The short-term outlook is slightly murky given the strong returns of October and November; the markets often pause after such a strong period of returns. At the same time, the potential for a Santa Claus rally remains. December has historically been the best month in the stock market, and often those returns include a strong rally around the Christmas holiday.
Portfolio recommendations
Even after two strong months there may be upside in the markets. We recommend investors take the following actions:
- Maintain your plan: Pay no attention to factors that don’t affect your long-term returns.
- Maintain discipline: At the same time, pay attention to investments which may be at risk if the economy goes into recession. Move toward a more even balance between your allocation to growth and value stocks. Evaluate risk in your portfolio and use the market’s rise to rebalance if the ride has been too volatile this year.
- Talk to your adviser about alternative assets and whether they may be right for you. Alternatives often have low correlation to the traditional markets and have different drivers of return.
[1] Source: Wall Street Journal It’s the Worst Bond Market Since 1842. That’s the Good News. - WSJ
[2] Source: FactSet Earnings Insight
[3] Source: Yardeni Research Inc.
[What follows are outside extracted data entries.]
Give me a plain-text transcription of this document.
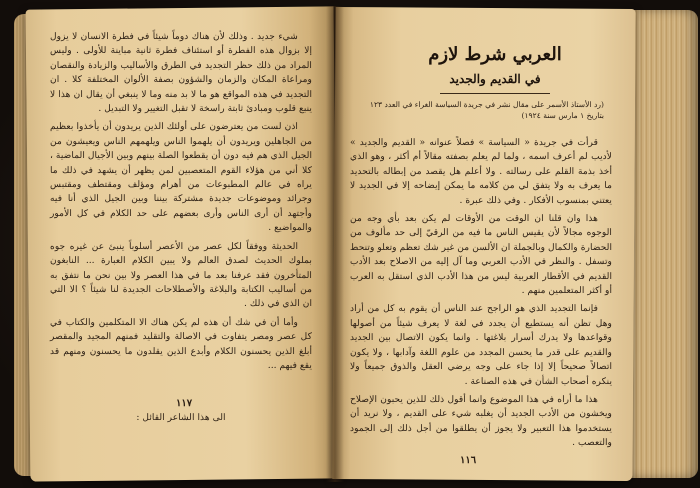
شيء جديد . وذلك لأن هناك دوماً شيئاً في فطرة الانسان لا يزول إلا بزوال هذه الفطرة أو استئناف فطرة ثانية مباينة للأولى . وليس المراد من ذلك حظر التجديد في الطرق والأساليب والزيادة والنقصان ومراعاة المكان والزمان والشؤون بصفة الألوان المختلفة كلا . ان التجديد في هذه المواقع هو ما لا بد منه وما لا ينبغي أن يقال ان هذا لا ينبع قلوب ومبادئ ثابتة راسخة لا تقبل التغيير ولا التبديل .

اذن لست من يعترضون على أولئك الذين يريدون أن يأخذوا بعظيم من الجاهلين ويريدون أن يلهموا الناس ويلهمهم الناس ويعيشون من الجيل الذي هم فيه دون أن يقطعوا الصلة بينهم وبين الأجيال الماضية ، كلا أني من هؤلاء القوم المتعصبين لمن يظهر أن يشهد في ذلك ما يراه في عالم المطبوعات من أهرام ومؤلف ومقتطف ومقتبس وجرائد وموضوعات جديدة مشتركة بيننا وبين الجيل الذي أنا فيه وأجتهد أن أرى الناس وأرى بعضهم على حد الكلام في كل الأمور والمواضيع .

الحديثة ووفقاً لكل عصر من الأعصر أسلوباً ينبئ عن غيره جوه بملوك الحديث لصدق العالم ولا يبين الكلام العبارة ... النابغون المتأخرون فقد عرفنا بعد ما في هذا العصر ولا بين نحن ما نتفق به من أساليب الكتابة والبلاغة والأصطلاحات الجديدة لنا شيئاً ؟ الا التي ان الذي في ذلك .

وأما أن في شك أن هذه لم يكن هناك الا المتكلمين والكتاب في كل عصر ومصر يتفاوت في الاصالة والتقليد فمنهم المجيد والمقصر أبلغ الذين يحسنون الكلام وأبدع الذين يقلدون ما يحسنون ومنهم قد يقع فيهم ...

١١٧
الى هذا الشاعر القائل :
العربي شرط لازم
في القديم والجديد
(رد الأستاذ الأسمر على مقال نشر في جريدة السياسة الغراء في العدد ١٢٣ بتاريخ ١ مارس سنة ١٩٢٤)

قرأت في جريدة « السياسة » فصلاً عنوانه « القديم والجديد » لأديب لم أعرف اسمه ، ولما لم يعلم بصفته مقالاً أم أكثر ، وهو الذي أخذ بذمة القلم على رسالته . ولا أعلم هل يقصد من إبطاله بالتحديد ما يعرف به ولا يتفق لي من كلامه ما يمكن إيضاحه إلا في الجديد لا يعتني بمنسوب الأفكار . وفي ذلك عبرة .

هذا وان قلنا ان الوقت من الأوقات لم يكن بعد بأي وجه من الوجوه مجالاً لأن يقيس الناس ما فيه من الرقيّ إلى حد مألوف من الحضارة والكمال وبالجملة ان الألسن من غير شك تعظم وتعلو وتنحط وتسفل . والنظر في الأدب العربي وما آل إليه من الاصلاح بعد الأدب القديم في الأقطار العربية ليس من هذا الأدب الذي استقل به العرب أو أكثر المتعلمين منهم .

فإنما التجديد الذي هو الراجح عند الناس أن يقوم به كل من أراد وهل تظن أنه يستطيع أن يجدد في لغة لا يعرف شيئاً من أصولها وقواعدها ولا يدرك أسرار بلاغتها . وانما يكون الاتصال بين الجديد والقديم على قدر ما يحسن المجدد من علوم اللغة وآدابها ، ولا يكون اتصالاً صحيحاً إلا إذا جاء على وجه يرضي العقل والذوق جميعاً ولا ينكره أصحاب الشأن في هذه الصناعة .

هذا ما أراه في هذا الموضوع وانما أقول ذلك للذين يحبون الإصلاح ويخشون من الأدب الجديد أن يغلبه شيء على القديم ، ولا نريد أن يستخدموا هذا التعبير ولا يجوز أن يطلقوا من أجل ذلك إلى الجمود والتعصب .

١١٦
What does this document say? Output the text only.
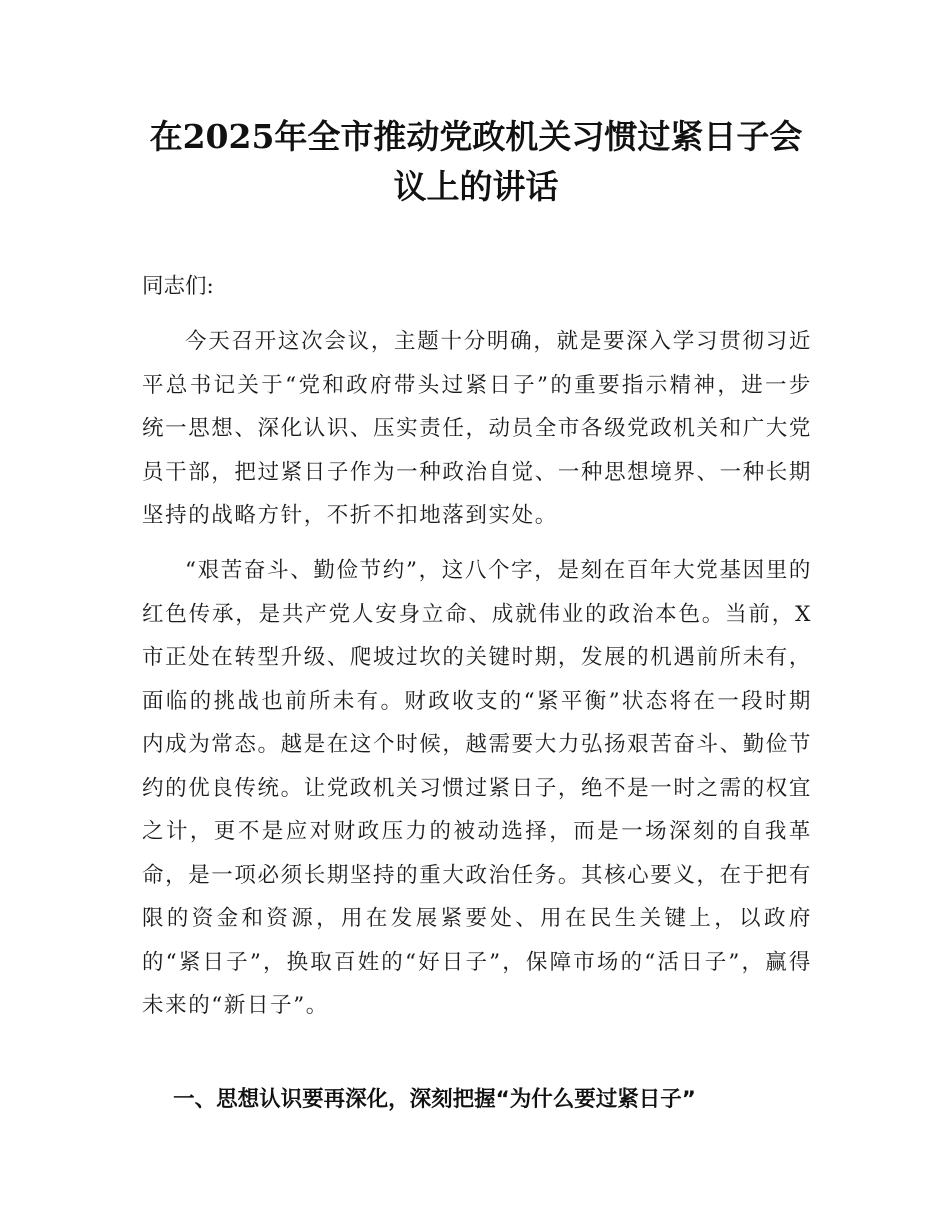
在2025年全市推动党政机关习惯过紧日子会
议上的讲话

同志们:

今天召开这次会议，主题十分明确，就是要深入学习贯彻习近平总书记关于“党和政府带头过紧日子”的重要指示精神，进一步统一思想、深化认识、压实责任，动员全市各级党政机关和广大党员干部，把过紧日子作为一种政治自觉、一种思想境界、一种长期坚持的战略方针，不折不扣地落到实处。

“艰苦奋斗、勤俭节约”，这八个字，是刻在百年大党基因里的红色传承，是共产党人安身立命、成就伟业的政治本色。当前，X市正处在转型升级、爬坡过坎的关键时期，发展的机遇前所未有，面临的挑战也前所未有。财政收支的“紧平衡”状态将在一段时期内成为常态。越是在这个时候，越需要大力弘扬艰苦奋斗、勤俭节约的优良传统。让党政机关习惯过紧日子，绝不是一时之需的权宜之计，更不是应对财政压力的被动选择，而是一场深刻的自我革命，是一项必须长期坚持的重大政治任务。其核心要义，在于把有限的资金和资源，用在发展紧要处、用在民生关键上，以政府的“紧日子”，换取百姓的“好日子”，保障市场的“活日子”，赢得未来的“新日子”。

一、思想认识要再深化，深刻把握“为什么要过紧日子”
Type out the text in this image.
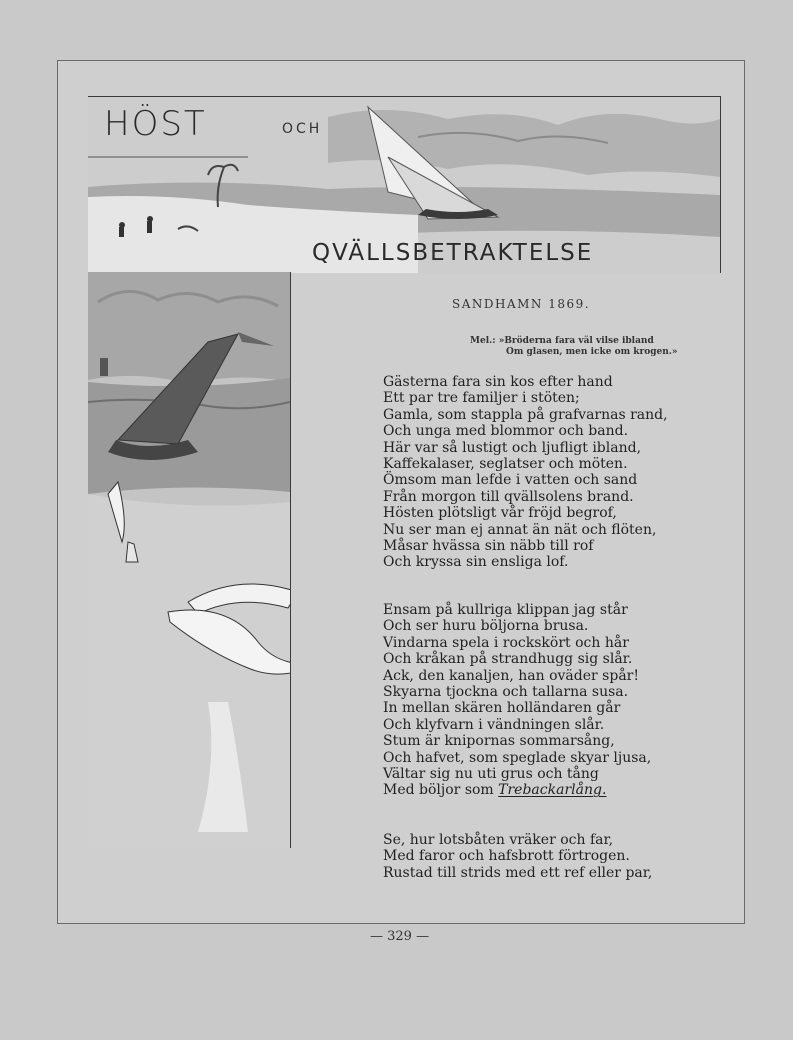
HÖST	OCH
QVÄLLSBETRAKTELSE
SANDHAMN 1869.
Mel.: »Bröderna fara väl vilse ibland
Om glasen, men icke om krogen.»
Gästerna fara sin kos efter hand
Ett par tre familjer i stöten;
Gamla, som stappla på grafvarnas rand,
Och unga med blommor och band.
Här var så lustigt och ljufligt ibland,
Kaffekalaser, seglatser och möten.
Ömsom man lefde i vatten och sand
Från morgon till qvällsolens brand.
Hösten plötsligt vår fröjd begrof,
Nu ser man ej annat än nät och flöten,
Måsar hvässa sin näbb till rof
Och kryssa sin ensliga lof.
Ensam på kullriga klippan jag står
Och ser huru böljorna brusa.
Vindarna spela i rockskört och hår
Och kråkan på strandhugg sig slår.
Ack, den kanaljen, han oväder spår!
Skyarna tjockna och tallarna susa.
In mellan skären holländaren går
Och klyfvarn i vändningen slår.
Stum är knipornas sommarsång,
Och hafvet, som speglade skyar ljusa,
Vältar sig nu uti grus och tång
Med böljor som Trebackarlång.
Se, hur lotsbåten vräker och far,
Med faror och hafsbrott förtrogen.
Rustad till strids med ett ref eller par,
— 329 —
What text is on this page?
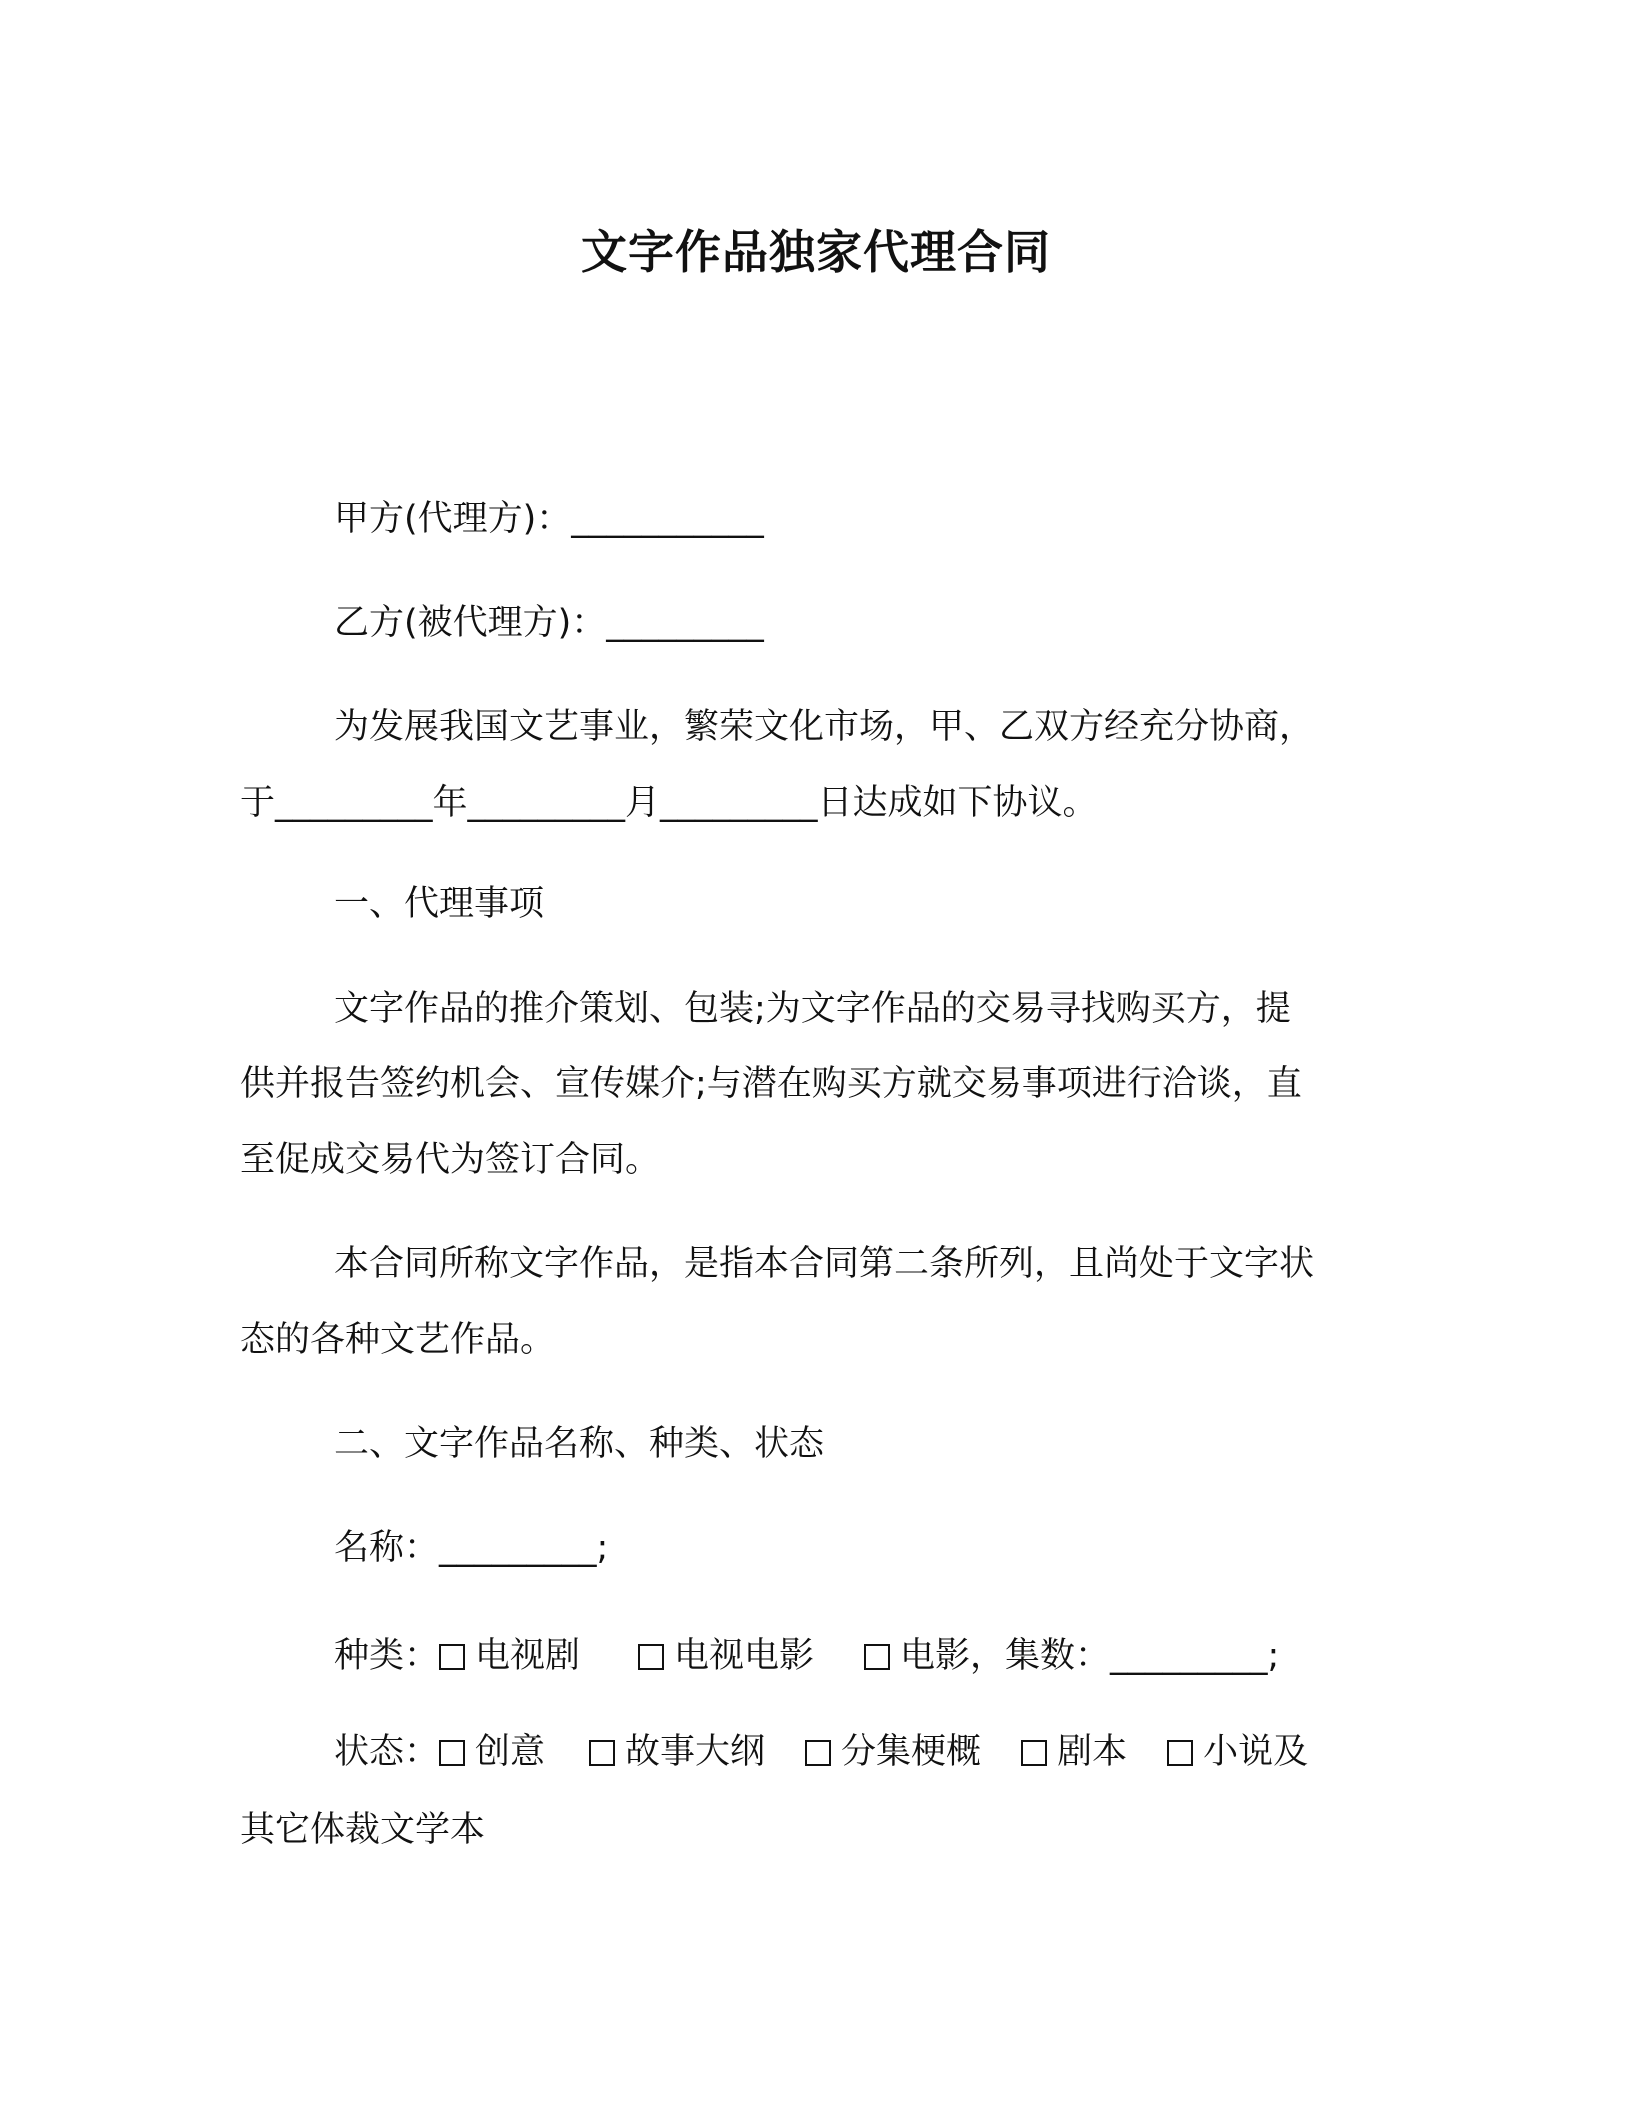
文字作品独家代理合同
甲方(代理方)：___________
乙方(被代理方)：_________
为发展我国文艺事业，繁荣文化市场，甲、乙双方经充分协商，
于_________年_________月_________日达成如下协议。
一、代理事项
文字作品的推介策划、包装;为文字作品的交易寻找购买方，提
供并报告签约机会、宣传媒介;与潜在购买方就交易事项进行洽谈，直
至促成交易代为签订合同。
本合同所称文字作品，是指本合同第二条所列，且尚处于文字状
态的各种文艺作品。
二、文字作品名称、种类、状态
名称：_________;
种类： 电视剧	电视电影 电影，集数：_________;
状态： 创意 故事大纲 分集梗概 剧本 小说及
其它体裁文学本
S&P 500 Sectors & Industries Profit Margins (yardeni.com)
This material is intended to be educational in nature, and not as a recommendation of any particular strategy, approach, product or concept for any particular advisor or client. These materials are not intended as any form of substitute for individualized investment advice. The discussion is general in nature, and therefore not intended to recommend or endorse any asset class, security, or technical aspect of any security for the purpose of allowing a reader to use the approach on their own. Before participating in any investment program or making any investment, clients as well as all other readers are encouraged to consult with their own professional advisers, including investment advisers and tax advisors. OneAscent can assist in determining a suitable investment approach for a given individual, which may or may not closely resemble the strategies outlined herein.